Files for Running Snakemake on Sun Grid Engine

The files sge-submit.py, sge-status.py, cluster.yaml (or cluster.json) and config.yaml should be added to the folder ~/.config/snakemake/Profile_Name. The config.json file should be in the same folder as your Snakemake file and is used to add in commonly used paths to simplify the snakemake workflow.

These can then be called with time snakemake --profile Profile_Name -j 10 --scheduler greedy

The options for running jobs on the cluster are read and overwritten in the following order:

  1. Default options in QSUB_DEFAULTS in sge-submit.py.
  2. Default options (__default__) in the profile’s cluster.yaml or (cluster.json) file.
  3. Resources and threads (time, mem) for the rule in the Snakemake file.
  4. Rule specific options in the profile’s cluster.yaml or (cluster.json) file.
  5. Default and rule specific options in the cluster config pass with –cluster-config (deprecated since Snakemake 5.10).

The profile files can be found here these were forked to use cookiecutter.

Alternatively, (deprecated and more typing) you can run Snakemake on the cluster by creating a cluster.json or cluster.yaml file and passing each parameter set in that file to be parsed by Snakemake using the --cluster and --cluster-config flags.

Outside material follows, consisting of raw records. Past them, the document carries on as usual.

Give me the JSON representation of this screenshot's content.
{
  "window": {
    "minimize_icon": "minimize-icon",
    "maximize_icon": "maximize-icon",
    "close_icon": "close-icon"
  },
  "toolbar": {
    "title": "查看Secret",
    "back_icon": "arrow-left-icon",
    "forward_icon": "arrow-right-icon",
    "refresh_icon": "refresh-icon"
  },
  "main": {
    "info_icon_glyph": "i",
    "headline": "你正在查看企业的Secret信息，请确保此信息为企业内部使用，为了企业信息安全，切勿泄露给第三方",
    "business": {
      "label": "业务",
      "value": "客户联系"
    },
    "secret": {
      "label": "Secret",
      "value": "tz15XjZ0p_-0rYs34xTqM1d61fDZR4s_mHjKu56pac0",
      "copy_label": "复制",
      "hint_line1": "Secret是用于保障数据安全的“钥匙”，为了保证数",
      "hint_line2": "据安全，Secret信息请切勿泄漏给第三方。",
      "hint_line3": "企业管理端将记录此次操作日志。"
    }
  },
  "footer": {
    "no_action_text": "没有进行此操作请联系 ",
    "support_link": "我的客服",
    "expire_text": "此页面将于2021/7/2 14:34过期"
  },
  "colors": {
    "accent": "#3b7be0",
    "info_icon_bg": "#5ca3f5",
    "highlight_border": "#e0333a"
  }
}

time snakemake -j 10 --cluster-config cluster.json --scheduler greedy --cluster-status $PATH/sge-status.py --cluster "qsub -terse -N {cluster.name} -l {cluster.mem} -o {cluster.outfile} -e {cluster.errfile} -q {cluster.nodes} -pe {cluster.cpus}"

The number of jobs that are submitted at a time can be set in the config.yaml file with jobs: 100 or alternatively can be passed with -j 100. I like to use the -j # for trouble shooting and then will change the jobs: ## later when its all working.

The --cluster-status flag its used by Snakemake to determine if a job has finished successfully or failed. For this it is necessary that the submit command provided to –cluster returns the cluster job id (-terse does this). Then, the status command will be invoked with the job id. Snakemake expects it to return ‘success’ if the job was successfull, ‘failed’ if the job failed and ‘running’ if the job still runs.

I have kept running into the following error on Aspen (with a variety of different rules) so I would suggest addding --scheduler greedy to your snakemake lines as snakemake suggests.

Failed to solve the job scheduling problem with pulp. Please report a bug and use --scheduler greedy as a workaround:
Pulp: Error while trying to execute, use msg=True for more detailscbc

Known Errors

Sometimes sge-status.py does complain about a job id not being able to be found for example: error: job id #######. This happens when snakemake tries to resume a failed job, you will see something like this Resuming incomplete job 1358 with external jobid '9791634'. I have found this is usually caused by disconnection from your server unexpectedly. I have gotten rid of the error by deleteing the ~/.snakemake/incomplete folder that is found in the directory you are working out of.